It was a reminder to any who needed one that this is a Republic, not a Democracy. For the two years between elections, members of the United States Congress can do as they please. Reportedly, that was more or less the message of President Obama's pitch to the Democratic Caucus on Saturday. Sadly, it is the nature of government programs that, no matter how monstrous, they never go away. I reject the rosy outlooks of those who say this is merely procedural, and the bill stands almost no chance of passage in the Senate, much less as a final bill. Let's be clear about this: every step closer is a step closer. Last night's vote was bad for America.
Yet there remains reason to hope that it can be stopped on a subsequent vote. Over at the Spectator, Philip Klein points out that 42 members voted both for the Stupak amendment, removing abortion funding from the bill, and for the bill's final passage. With pro-abortion Democrats already beginning to pledge a return of abortion funding, these are the democrats to watch. It is difficult to imagine that all would oppose a final version that included abortion, but the fact is, only three of them need to switch their votes to kill socialized medicine.
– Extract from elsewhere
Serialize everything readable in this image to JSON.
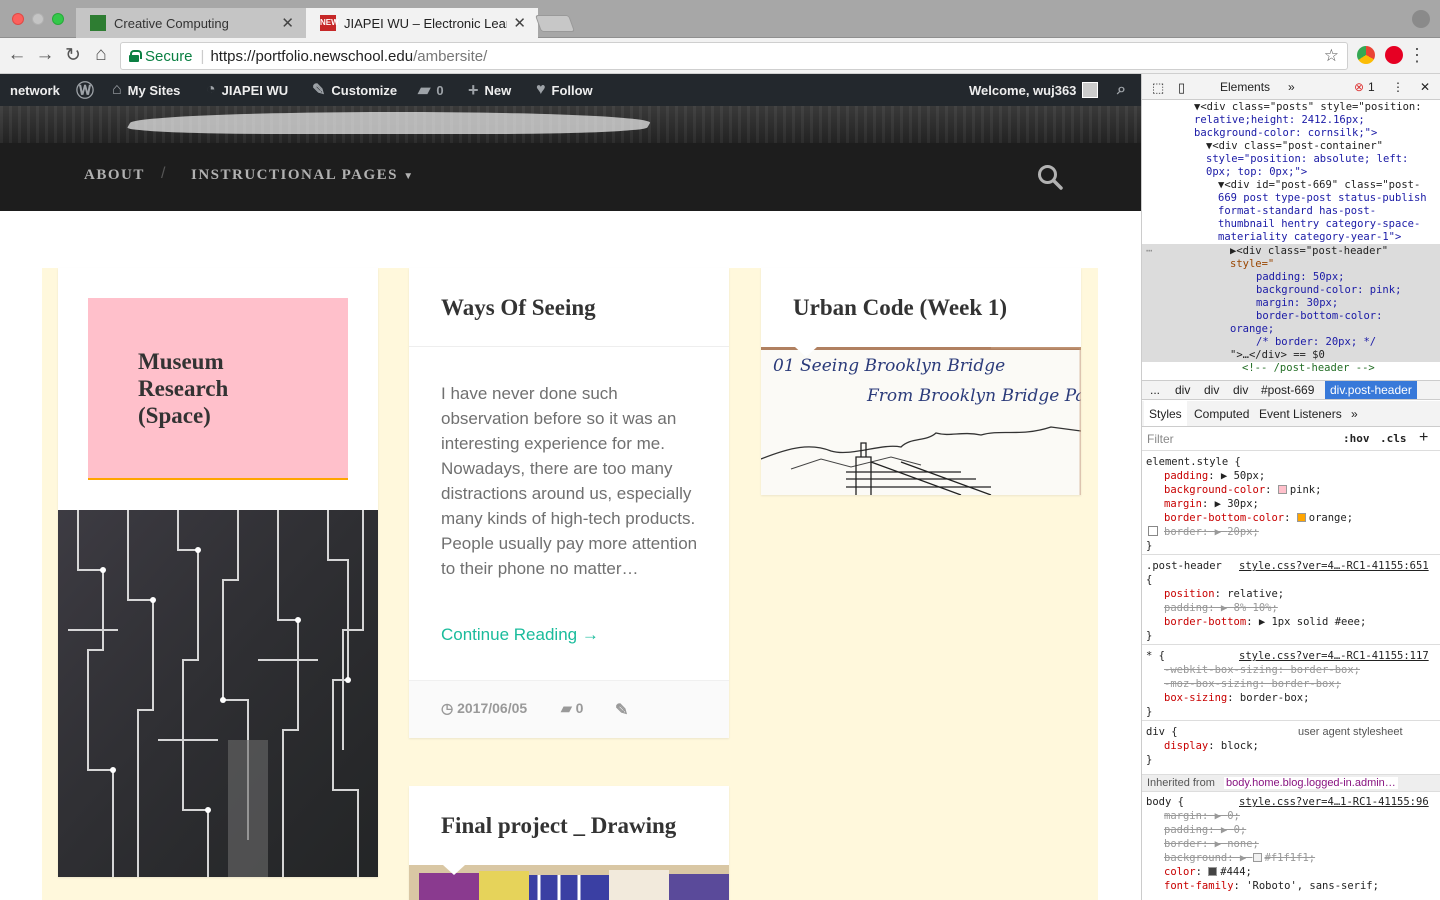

Speaker Pelosi and her minions deployed all their arm-twisting and deal-cutting tools and barely squeaked out passage despite a strong majority. Now, they can't afford to lose more than two of 42 abortion opponents and still win final passage.
I've warned before that I do not believe President Obama cares in the slightest what the electoral consequences of passing socialized medicine may be. He is a committed left-wing ideologue. He knows, as I already pointed out, that once socialized medicine is in place, it is here to stay. Yesterday, he got just enough people on board to push something through, and that's what he needed.
The forces of freedom need to view this battle the same way. There is no reason to compromise or offer alternatives. The only thing that matters is to kill this monstrosity. While I understand the reasoning behind supporting the Stupak amendment yesterday, that may, in the end, have helped passage of the bill. From this point forward, every conservative effort must be directed towards defeating any version of medical reform offered.
Sometimes you win by three touchdowns, sometimes you win on a blocked field goal. But either way, you win.